The term crystal when used in wristwatches refers to the glass watch casing that covers the watch face. This rather lovely term shouldn't be confused with the quartz crystal used in watch movements.
If you didn't know that these all-important watch casings were called crystals you may have assumed that these are made from glass - and you're not wrong - however, there are different types of crystals used and these effect the strength, scratch resistance and of course, the affordability of a watch.
Different types of crystals in watches
The crystal used in wristwatches are typically one of three materials; sapphire, mineral and plastic or acrylic.
You should usually be able to see what type of crystal the watch has in the product description.
Sapphire crystals are the most expensive type of crystal used in watch movements. They are very durable - they are only scratched by diamonds or other materials that have a mineral hardness of 10 - and will not often need replacing. Sapphire crystals are most commonly used in the most traditional and luxurious watches. Sapphire crystals are considered to be three times harder than mineral crystals.
Twisted Time are proud to stock a number of watches with sapphire crystals like the 841 Dimension Steel Sapphire by Jacob Jensen.
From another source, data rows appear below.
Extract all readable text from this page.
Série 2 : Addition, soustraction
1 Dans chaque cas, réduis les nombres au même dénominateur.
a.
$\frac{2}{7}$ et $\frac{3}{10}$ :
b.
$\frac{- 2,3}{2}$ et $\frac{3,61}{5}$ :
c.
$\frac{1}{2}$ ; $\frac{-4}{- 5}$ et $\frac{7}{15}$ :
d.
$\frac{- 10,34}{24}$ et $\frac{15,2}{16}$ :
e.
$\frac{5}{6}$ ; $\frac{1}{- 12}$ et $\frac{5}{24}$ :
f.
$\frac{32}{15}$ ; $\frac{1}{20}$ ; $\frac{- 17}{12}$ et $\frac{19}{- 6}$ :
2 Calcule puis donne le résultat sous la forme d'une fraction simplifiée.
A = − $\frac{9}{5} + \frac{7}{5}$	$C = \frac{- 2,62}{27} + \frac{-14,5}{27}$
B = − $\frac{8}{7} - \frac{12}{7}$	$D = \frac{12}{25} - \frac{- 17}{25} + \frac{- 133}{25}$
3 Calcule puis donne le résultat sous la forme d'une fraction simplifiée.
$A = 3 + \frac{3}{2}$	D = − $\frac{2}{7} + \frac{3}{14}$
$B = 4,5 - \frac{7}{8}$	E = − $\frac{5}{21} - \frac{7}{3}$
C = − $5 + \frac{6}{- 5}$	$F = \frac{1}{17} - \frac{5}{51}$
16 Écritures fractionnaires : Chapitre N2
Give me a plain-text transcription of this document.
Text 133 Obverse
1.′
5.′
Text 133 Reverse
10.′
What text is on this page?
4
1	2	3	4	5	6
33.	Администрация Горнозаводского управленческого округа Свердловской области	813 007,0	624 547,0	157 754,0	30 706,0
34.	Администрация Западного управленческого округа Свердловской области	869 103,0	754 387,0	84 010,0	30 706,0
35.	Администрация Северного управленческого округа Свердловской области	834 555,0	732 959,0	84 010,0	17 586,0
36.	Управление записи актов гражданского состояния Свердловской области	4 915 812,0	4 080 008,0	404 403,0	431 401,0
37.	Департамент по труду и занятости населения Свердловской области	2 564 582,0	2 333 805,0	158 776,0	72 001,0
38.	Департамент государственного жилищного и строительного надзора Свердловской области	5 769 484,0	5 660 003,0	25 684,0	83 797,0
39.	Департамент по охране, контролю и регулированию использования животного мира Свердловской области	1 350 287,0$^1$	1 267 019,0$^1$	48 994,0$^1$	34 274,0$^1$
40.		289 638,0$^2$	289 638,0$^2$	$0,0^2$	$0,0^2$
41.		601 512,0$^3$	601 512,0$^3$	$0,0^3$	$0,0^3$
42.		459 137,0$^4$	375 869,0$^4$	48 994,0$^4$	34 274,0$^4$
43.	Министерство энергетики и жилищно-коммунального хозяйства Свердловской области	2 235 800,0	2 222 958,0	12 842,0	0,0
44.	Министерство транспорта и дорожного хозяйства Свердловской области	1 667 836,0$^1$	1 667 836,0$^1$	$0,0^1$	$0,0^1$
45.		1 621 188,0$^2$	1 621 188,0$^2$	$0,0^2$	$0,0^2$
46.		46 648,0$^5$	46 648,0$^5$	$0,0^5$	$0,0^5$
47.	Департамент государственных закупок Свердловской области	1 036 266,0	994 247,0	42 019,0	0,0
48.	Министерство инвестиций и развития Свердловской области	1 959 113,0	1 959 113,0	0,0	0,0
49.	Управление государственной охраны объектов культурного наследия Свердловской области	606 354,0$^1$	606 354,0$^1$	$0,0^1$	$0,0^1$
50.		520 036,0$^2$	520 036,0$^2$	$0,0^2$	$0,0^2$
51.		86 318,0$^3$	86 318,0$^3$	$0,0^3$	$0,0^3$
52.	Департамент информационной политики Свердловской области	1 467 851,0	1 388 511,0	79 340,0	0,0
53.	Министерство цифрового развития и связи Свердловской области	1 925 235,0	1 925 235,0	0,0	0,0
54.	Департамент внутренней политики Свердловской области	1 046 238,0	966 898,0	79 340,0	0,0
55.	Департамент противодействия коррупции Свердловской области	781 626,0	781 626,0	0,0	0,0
And the Pebble watch range by Bulbul.
The mid-range option, mineral crystals are often very difficult to distinguish from sapphire crystals on sight alone. Only experts or those brave (or stupid!) enough to take a steel knife to it will see that it is less scratch-resistant (and less valuable!) than sapphire crystals. It is essentially a type of hardened. reinforced glass and is much more durable than plastic or acrylic crystals.
The majority of watches on sale at Twisted Time use mineral crystals because it is so scratch resistant and is also easy to replace should an accident happen. Some examples of watches with mineral glass casings include Briston's watches and the range by Smart Turnout.
Plastic or Acrylic Crystals
Plastic or acrylic crystals are mass produced manmade crystals used in watch movements at great affordability. Although they are less durable and much easier to scratch than both sapphire and mineral crystals, they are much easier and cheaper to replace. It is common for some watch brands to use plastic or acrylic crystals in more affordable versions of their most expensive watch designs.
While most watch repairers will only charge you a small amount to replace a plastic or acrylic crystal, it's also possible to try and fix it yourself and there are plenty of tutorials online. Our best advice, however, is to let a professional take care of it for you!